Are You Feeding Your Algorithm or Is It Feeding You?
Creative studio MØRNING’s new project prompts the burning questions that unite us in the digital age.
London-based creative research studio MØRNING is calling for a collective pause for thought with its latest initiative, “Burning Questions.” Set to the backdrop of constant online clutter, fake news and a lingering feeling of universal dread, the team have set their sights on a new type of public forum. “Burning Questions” prompts viewers to ponder the ramifications of lives lived online and, hopefully, to consider preferred ways of connecting, creating and being.
The project will utilize London’s billboards as a medium for critical thought, catching audiences at spontaneous moments of the day, when guttural reactions arise instinctually. For “Burning Questions,” the MØRNING crew teamed up with iiNDYVERSE, a chatbot powered company, to grapple and investigate the audience responses to their questions. Amidst the inundation of trend reports and the core-ification of everything, this research format feels succinctly personal and acutely human.
Continue below for an interview with the studio’s creative director Rhianna Cohen and before you go checkout Audrey Nuna’s digital fashion collaboration with SYKY.
How did you first ideate this research and why did you feel these questions were important to ask?
We’re a team of creative strategists and not everyone knows what that means. So, we were thinking about how we can bring strategy out of the shadows. Then, we started thinking about the big questions that are really preying on our minds and that we know the public are also worried about, like: what is “good” internet?, how is AI evolving? and how can we build a better internet for the future? So, we wanted to take it to the public and use a challenging medium to collect insights.
How did the idea for a public format come about?
The pace of culture is moving so fast now, so we are really passionate about staying on that pace but also not discerning what is “good” insight or get into the sweaty armpit of the internet. We’re all so much more tuned in and self aware than we’ve ever been and so ready to share our opinions. There’s a light and a shadow side to that. The dark side is that people start repeating each other’s opinions and are not so tuned into their own. The light side is that everything feels super democratized. So, we wanted to play both of those sides and see what we got back.
Do you have any inklings on how people will react to the questions?
There’s a huge craving for this return to the MySpace and Tumblr era where people made internet friends and might have actually crossed paths in real life and became real life supporters of each other. That’s something that I see people craving and talking about a lot. My hunch is that, for most people, a “good” internet is not going to look like this version of Web3.
Web3 is “looming on the horizon.” What stage do you think the web is currently in?
I tend to say we’re in Web2.5. I think a lot of people feel that that’s where we’re at. People are very quick to categorize things. We saw it with NTFs and then blockchain and then AI. Conversations quietly calm down over time but in the background [creatives in the space] are still squirreling away and trying to achieve things with this new technology. I think Web3, [once realized], will be something different to what some of us have even imagined.

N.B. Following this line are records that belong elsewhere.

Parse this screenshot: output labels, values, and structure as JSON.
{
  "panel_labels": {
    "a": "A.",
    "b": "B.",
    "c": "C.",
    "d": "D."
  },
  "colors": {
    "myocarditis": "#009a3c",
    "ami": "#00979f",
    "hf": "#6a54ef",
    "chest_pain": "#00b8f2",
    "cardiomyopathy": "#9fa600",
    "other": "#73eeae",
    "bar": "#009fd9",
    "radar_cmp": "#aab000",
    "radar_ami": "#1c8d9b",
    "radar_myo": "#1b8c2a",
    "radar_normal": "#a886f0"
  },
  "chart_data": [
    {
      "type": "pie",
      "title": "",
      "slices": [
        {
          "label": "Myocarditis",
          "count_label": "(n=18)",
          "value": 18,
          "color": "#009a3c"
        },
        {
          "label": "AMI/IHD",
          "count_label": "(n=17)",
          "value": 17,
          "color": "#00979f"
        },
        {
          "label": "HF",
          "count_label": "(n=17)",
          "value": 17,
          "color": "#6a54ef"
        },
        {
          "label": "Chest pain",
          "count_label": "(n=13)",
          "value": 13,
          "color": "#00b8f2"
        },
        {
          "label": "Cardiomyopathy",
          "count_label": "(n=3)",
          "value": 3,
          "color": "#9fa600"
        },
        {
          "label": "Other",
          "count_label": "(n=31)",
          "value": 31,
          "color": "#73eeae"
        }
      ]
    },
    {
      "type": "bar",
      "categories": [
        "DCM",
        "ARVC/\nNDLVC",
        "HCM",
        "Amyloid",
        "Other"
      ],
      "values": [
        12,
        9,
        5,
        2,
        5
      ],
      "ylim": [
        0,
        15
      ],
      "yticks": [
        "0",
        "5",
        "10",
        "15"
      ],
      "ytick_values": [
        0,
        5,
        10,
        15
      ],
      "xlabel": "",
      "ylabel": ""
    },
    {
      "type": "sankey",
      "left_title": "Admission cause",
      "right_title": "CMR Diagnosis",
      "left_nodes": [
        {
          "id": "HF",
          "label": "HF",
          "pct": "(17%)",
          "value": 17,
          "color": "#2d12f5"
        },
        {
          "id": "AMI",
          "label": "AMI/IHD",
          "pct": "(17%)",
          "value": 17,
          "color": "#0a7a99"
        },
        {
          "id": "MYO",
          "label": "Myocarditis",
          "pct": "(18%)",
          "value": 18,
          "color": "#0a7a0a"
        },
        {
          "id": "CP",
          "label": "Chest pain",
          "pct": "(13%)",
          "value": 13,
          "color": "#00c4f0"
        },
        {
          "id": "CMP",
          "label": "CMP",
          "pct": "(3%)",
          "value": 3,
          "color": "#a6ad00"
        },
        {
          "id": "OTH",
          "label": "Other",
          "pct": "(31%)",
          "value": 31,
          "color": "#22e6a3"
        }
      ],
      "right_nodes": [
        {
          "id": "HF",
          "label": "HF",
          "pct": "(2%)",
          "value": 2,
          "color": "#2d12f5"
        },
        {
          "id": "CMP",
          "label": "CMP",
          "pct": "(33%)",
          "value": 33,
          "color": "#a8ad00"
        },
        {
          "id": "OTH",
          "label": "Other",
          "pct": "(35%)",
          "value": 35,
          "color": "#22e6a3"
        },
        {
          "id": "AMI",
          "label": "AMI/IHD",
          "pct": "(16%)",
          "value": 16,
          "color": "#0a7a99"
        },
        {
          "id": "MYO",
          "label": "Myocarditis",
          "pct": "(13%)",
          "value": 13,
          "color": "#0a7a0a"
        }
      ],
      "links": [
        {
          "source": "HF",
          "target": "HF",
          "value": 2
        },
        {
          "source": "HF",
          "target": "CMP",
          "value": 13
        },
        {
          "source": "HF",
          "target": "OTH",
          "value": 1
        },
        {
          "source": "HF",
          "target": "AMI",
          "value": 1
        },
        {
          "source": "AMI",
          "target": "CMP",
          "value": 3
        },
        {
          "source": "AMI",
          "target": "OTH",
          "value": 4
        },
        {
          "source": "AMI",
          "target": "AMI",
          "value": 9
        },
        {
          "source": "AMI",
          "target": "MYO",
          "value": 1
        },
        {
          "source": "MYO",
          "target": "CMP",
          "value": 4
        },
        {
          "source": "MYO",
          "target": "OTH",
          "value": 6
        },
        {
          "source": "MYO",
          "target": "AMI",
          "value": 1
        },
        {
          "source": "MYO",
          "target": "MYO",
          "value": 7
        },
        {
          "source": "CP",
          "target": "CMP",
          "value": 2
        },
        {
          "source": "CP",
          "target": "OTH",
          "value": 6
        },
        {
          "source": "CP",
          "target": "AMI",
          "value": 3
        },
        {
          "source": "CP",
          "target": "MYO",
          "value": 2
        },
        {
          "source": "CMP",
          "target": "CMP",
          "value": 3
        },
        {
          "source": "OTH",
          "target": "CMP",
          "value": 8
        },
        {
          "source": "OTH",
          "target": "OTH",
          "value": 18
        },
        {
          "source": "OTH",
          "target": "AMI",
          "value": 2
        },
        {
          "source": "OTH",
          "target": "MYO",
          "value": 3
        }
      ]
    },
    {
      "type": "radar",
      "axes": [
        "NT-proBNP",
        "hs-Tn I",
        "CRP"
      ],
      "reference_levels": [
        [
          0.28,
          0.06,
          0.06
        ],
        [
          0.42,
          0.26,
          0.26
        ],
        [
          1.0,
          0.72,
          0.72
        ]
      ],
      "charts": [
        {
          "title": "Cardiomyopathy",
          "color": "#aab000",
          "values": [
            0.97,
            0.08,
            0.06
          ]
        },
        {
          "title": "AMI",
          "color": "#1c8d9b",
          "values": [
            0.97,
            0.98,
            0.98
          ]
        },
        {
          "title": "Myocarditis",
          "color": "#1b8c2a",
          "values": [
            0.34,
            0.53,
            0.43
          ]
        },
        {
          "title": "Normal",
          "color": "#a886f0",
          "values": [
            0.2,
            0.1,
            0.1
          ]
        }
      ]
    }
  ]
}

The word “trend” goes through cycles of clutter and dilution. What terminology do you and the MØRNING team use to communicate your research about the future?
So, one of the things that we’ve started doing with how we report on trends is to pull out the tensions within them. There’s such sweeping broad statements, like, “Gen Z really care about sustainability, above any other cohort,” where, in reality, Gen Z are the biggest consumers of retailers like SheIn. There’s all of these huge juxtapositions within them so we like to avoid the binaries and poke fun at the tropes. As humans we crave simplicity and the same can be said with naming trends and reports because it’s easier to buy into. That just isn’t real life. Life is nuanced and rarely neat.
What excites you the most about the future?
Technology. I’m a techno optimist. It can be incredibly freeing, inspiring, creative and collaborative in the right hands. I still have hope for all of the dreams of tech, knowing that new platforms are arising and bringing new views and togetherness. If those conversations stay bubbling up then I think there’s hope — I hope.
What scares you the most about the future?
Technology. I was looking at my nephew the other day, knowing that he has eight hours of screen time a day and so much of his life is consumed through this device. I feel very grateful that I didn’t have that experience growing up.
Are you feeding your algorithm? Or is it feeding you?
We both feed each other. I’m feeding my algorithm, my algorithm is feeding me, who comes first? What’s the head and the tail? I don’t know. I liked what happened around the MET Gala, where people were opting to not see celebrities’ content. Sometimes people feel trapped into their algorithm where they don’t have control or power against it. But, moments like that allow you to take back control and if we keep seeing more moments like that come about, then we might see a dynamic shift.